Sometime during these trials and tribulations he even turned to spirituality, reading and endorsing the likes of Eckhart Tolle, Byron Katie and Jeff Foster. Jim Carrey understood through Eckhart’s teachings that his own suffering came from fixating on thoughts. Eckhart is the author of the best-sellers The Power of Now and A New Earth. Eckhart, who was born in Germany and now lives in Canada, teaches that we indulge in obsessive thinking by living in the past and worrying and dreaming about the future. Eckhart explains in his books that acceptance of “what is” and “living in the now or present moment” are the solutions to all our anxieties, fears, worries, and unhappiness. After years of seeking, Carrey finally had his spiritual breakthrough, a moment of enlightenment in which he realized that “heaven” is found right here in the present moment. And having had his own breakthrough, he now says, “I want to take as many people with me as I can!”

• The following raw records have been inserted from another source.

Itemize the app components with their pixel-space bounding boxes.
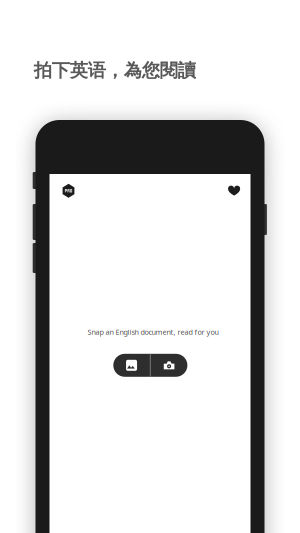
button[interactable]: Take a photo [151, 354, 187, 377]
button[interactable]: Favourites [222, 180, 246, 202]
staticText: 拍下英语，為您閱讀 [34, 59, 196, 82]
button[interactable]: Pro [56, 180, 80, 202]
button[interactable]: Choose from library [113, 354, 150, 377]
staticText: Snap an English document, read for you [88, 327, 218, 337]
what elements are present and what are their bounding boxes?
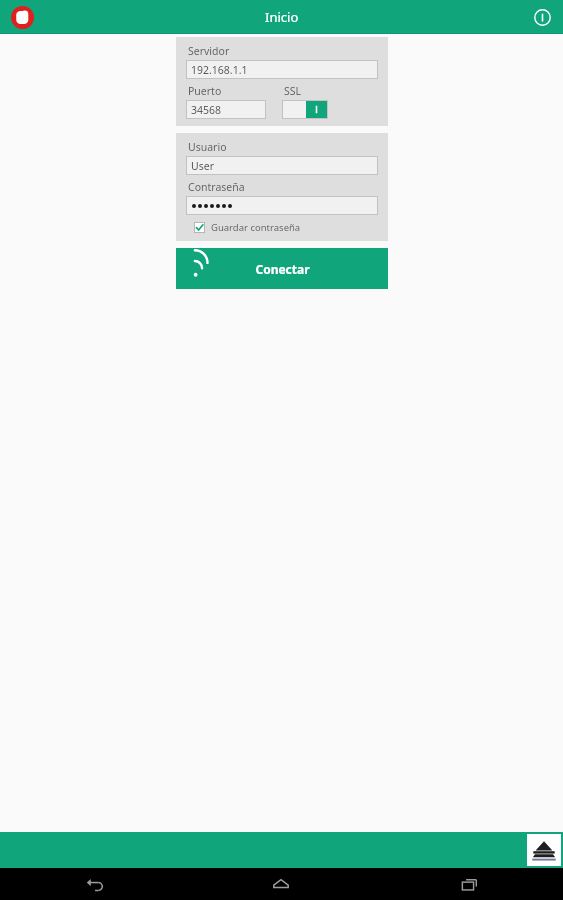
staticText: 192.168.1.1: [191, 63, 248, 77]
button[interactable]: Home: [187, 868, 375, 900]
button[interactable]: Info: [529, 4, 555, 30]
button[interactable]: Back: [0, 868, 187, 900]
button[interactable]: 192.168.1.1: [186, 60, 378, 79]
button[interactable]: Conectar: [176, 248, 388, 289]
staticText: Puerto: [188, 84, 222, 98]
button[interactable]: SSL toggle: [282, 100, 328, 119]
button[interactable]: Contraseña: [186, 196, 378, 215]
staticText: 34568: [191, 103, 222, 117]
button[interactable]: Menu: [8, 3, 36, 31]
staticText: Servidor: [188, 44, 230, 58]
button[interactable]: 34568: [186, 100, 266, 119]
staticText: Inicio: [265, 8, 299, 26]
staticText: User: [191, 159, 214, 173]
button[interactable]: Recents: [375, 868, 563, 900]
staticText: SSL: [284, 84, 302, 98]
button[interactable]: Logo: [527, 834, 561, 866]
staticText: Contraseña: [188, 180, 245, 194]
button[interactable]: Guardar contraseña: [186, 221, 378, 234]
staticText: Usuario: [188, 140, 227, 154]
button[interactable]: User: [186, 156, 378, 175]
staticText: Conectar: [255, 261, 310, 277]
staticText: Guardar contraseña: [211, 221, 301, 234]
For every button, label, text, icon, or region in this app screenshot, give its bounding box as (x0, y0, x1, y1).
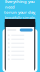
button[interactable] (8, 50, 32, 52)
button[interactable] (8, 34, 32, 36)
button[interactable] (8, 46, 32, 48)
staticText: to run your day, (4, 10, 36, 15)
button[interactable] (8, 58, 32, 60)
staticText: beautifully simple. (4, 15, 36, 20)
button[interactable] (8, 38, 32, 40)
button[interactable] (8, 54, 32, 56)
button[interactable]: Get started (20, 28, 33, 32)
staticText: Everything you need (5, 0, 35, 10)
button[interactable] (8, 42, 32, 44)
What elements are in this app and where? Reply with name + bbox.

Jim Carrey went through a huge spiritual awakening during his career once he realized that money and fame didn’t bring lasting happiness and certainly did not help cope with depression. As he put it, “The feeling of wholeness is a different feeling than me-ness. To feel whole, we must let go of trying to maintain an image of ‘me.’ … I believe that I had to become a famous idea, and get all the stuff that people dream about and accomplish a bunch of things that look like success in order to give up my attachment to those things.”

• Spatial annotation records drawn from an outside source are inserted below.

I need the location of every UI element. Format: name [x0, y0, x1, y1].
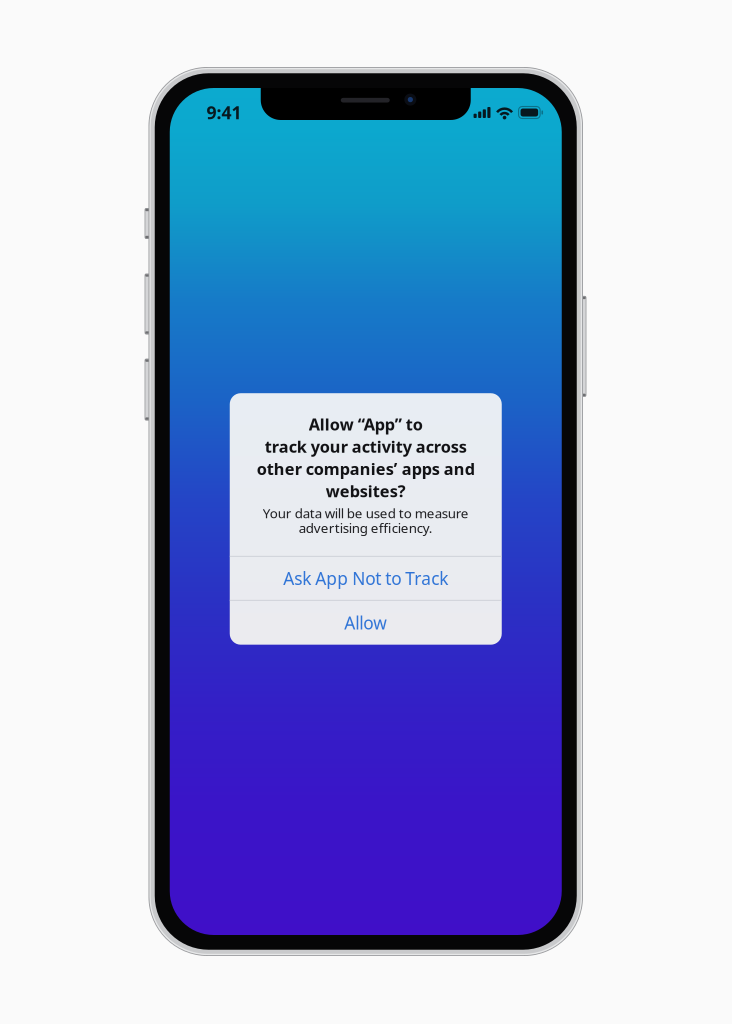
staticText: other companies’ apps and — [257, 458, 475, 480]
staticText: websites? — [326, 480, 406, 502]
button[interactable]: Allow — [230, 601, 502, 645]
staticText: Allow “App” to — [309, 413, 423, 435]
staticText: Your data will be used to measure — [263, 504, 469, 522]
staticText: track your activity across — [265, 435, 467, 458]
staticText: Ask App Not to Track — [283, 566, 448, 590]
staticText: 9:41 — [207, 100, 242, 124]
button[interactable]: Ask App Not to Track — [230, 557, 502, 600]
staticText: advertising efficiency. — [299, 519, 433, 537]
staticText: Allow — [344, 611, 387, 634]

The turning point in Jim Carrey’s life came when he saw that after attaining all these material things, he still didn’t truly feel happy. This made him realize that we go after happiness the wrong way: we already have everything we need within us, but we forget about that in our search for it.
Here is how Jim Carrey characterizes what he understood along the way: “As an actor, you play characters, and then if you go deep enough into those characters, you realize that your own character is pretty thin to begin with. Suddenly you have this separation and go, ‘Who’s Jim Carrey? Oh yeah, he doesn’t exist.’ There’s just a relative manifestation of consciousness appearing, and then somebody gave him a bunch of ideas; a name, a religion, and a nationality, and he clustered those together into something that is supposed to be a personality. Ultimately, we’re not the avatars we create. We’re not the pictures on the film stock. We are the light that shines through it. All else is just smoke and mirrors. Distracting, but not truly compelling. I believe that I got famous so that I could let go of fame. It’s still happening, but not with me. Dressing happens, hair happens, interviewing happens, and it happens without me. Without the idea of me. There’s just what’s happening, and it’s not personal. The difference between money and ‘my money’ is a gigantic chasm. It feels like things are just happening, and they are going to happen whether or not I attach myself to it or not. I want to relate what this is to people so that maybe they can also glimpse the abyss. It sounds scary, but it’s not. There’s gratitude. There’s wonder. There’s excitement. And it’s all rising out of nowhere and happening for no one.”
When it comes to the present, Jim Carrey says, “I have no depression in my life whatsoever—literally none. I have sadness, and joy, and elation, and satisfaction, and gratitude beyond belief. But all of it is weather, and it just spins around the planet. It doesn’t sit on me long enough to kill me. It’s just ideas.” We are glad to hear that, Jim. May you stay that way always.